Fight For $15 And A Union, which organized the protests, reported 20 other actual protests in cities elsewhere, and tens of thousands of more workers protesting online.

“I don’t think there would be strikes happening on 20 cities all on the same day, if this was not a widely experienced condition of all workers in fast-food restaurants,” said Service Employees President Mary Kay Henry. SEIU is a key backer of the Fight for $15 And A Union movement.

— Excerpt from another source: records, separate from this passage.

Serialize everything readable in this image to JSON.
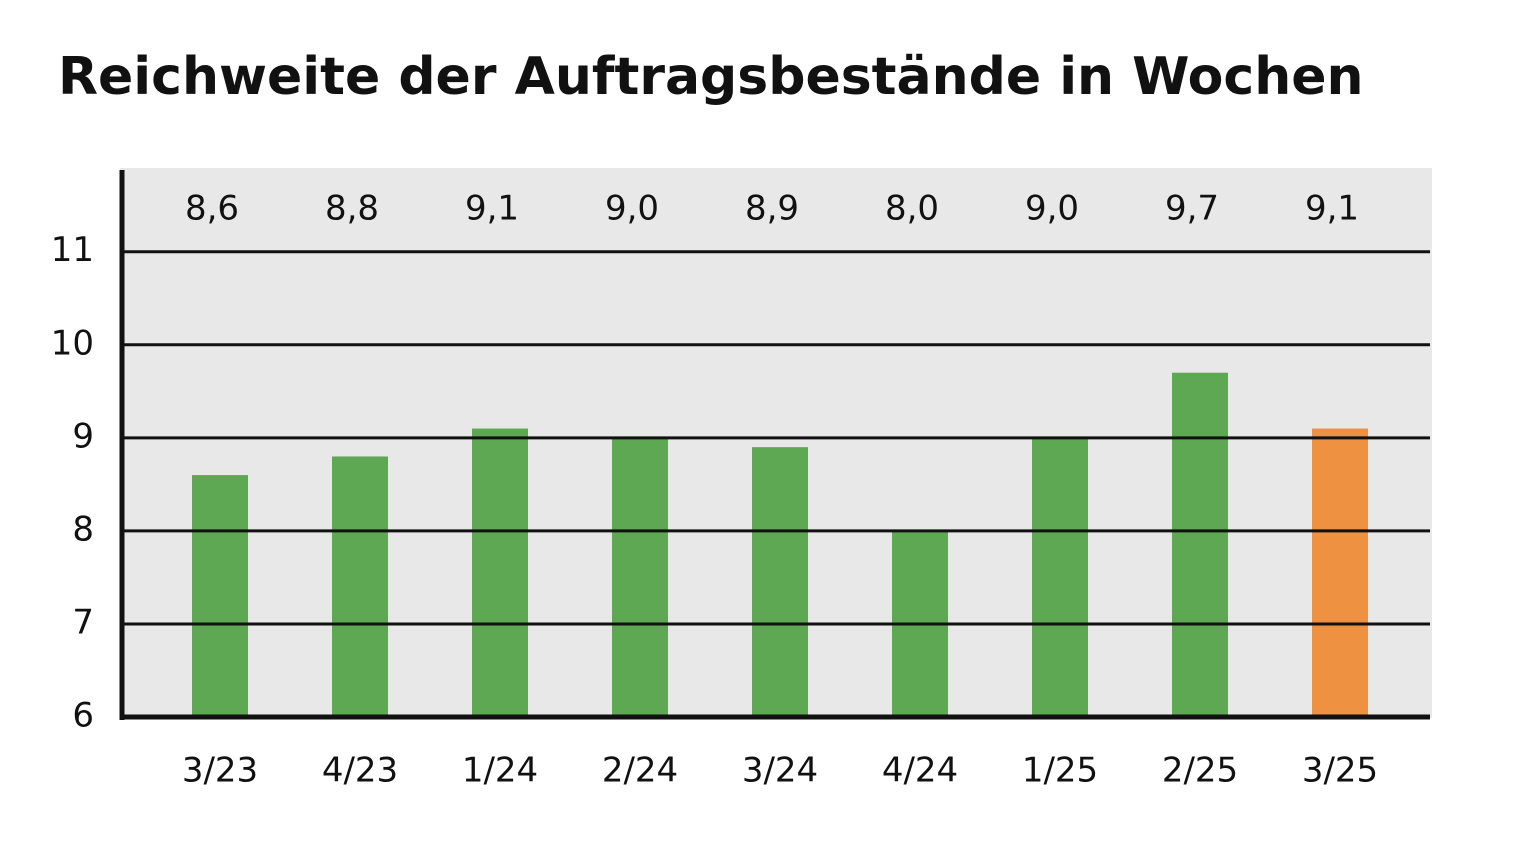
{
  "chart_data": {
    "type": "bar",
    "title": "Reichweite der Auftragsbestände in Wochen",
    "categories": [
      "3/23",
      "4/23",
      "1/24",
      "2/24",
      "3/24",
      "4/24",
      "1/25",
      "2/25",
      "3/25"
    ],
    "values": [
      8.6,
      8.8,
      9.1,
      9.0,
      8.9,
      8.0,
      9.0,
      9.7,
      9.1
    ],
    "value_labels": [
      "8,6",
      "8,8",
      "9,1",
      "9,0",
      "8,9",
      "8,0",
      "9,0",
      "9,7",
      "9,1"
    ],
    "colors": [
      "#5ea854",
      "#5ea854",
      "#5ea854",
      "#5ea854",
      "#5ea854",
      "#5ea854",
      "#5ea854",
      "#5ea854",
      "#ee9140"
    ],
    "ylim": [
      6,
      11.9
    ],
    "yticks": [
      6,
      7,
      8,
      9,
      10,
      11
    ],
    "grid": true
  }
}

The movement includes not just exploited – and now endangered – fast food workers, but warehouse workers at similarly vicious firms like Amazon, gig economy workers at Uber and Lyft, adjunct professors at colleges around the U.S., and port truckers.

McDonald’s workers who couldn’t join a real picket line assembled a virtual picket line via Facebook, and used that social medium to meet with Sen. Elizabeth Warren (D-Mass.) who once again pledged to fight for them.

Warren promised to try to insert the Essential Workers Bill of Rights – sponsored by her and Rep. Ro Khanna (D-Calif.) – into the Senate version of the latest economic stimulus bill, but she may not get the chance. President Donald Trump is throwing cold water on the idea of more stimulus money, especially for workers. And Senate Majority Leader Mitch McConnell (R-Ky.) is expected to follow his lead.

The virtual strike also played out on Twitter.

“MANY companies are telling us what they are doing, yet when you talk to the workers, they tell a VERY different tale!” Alicia Cotilla tweeted.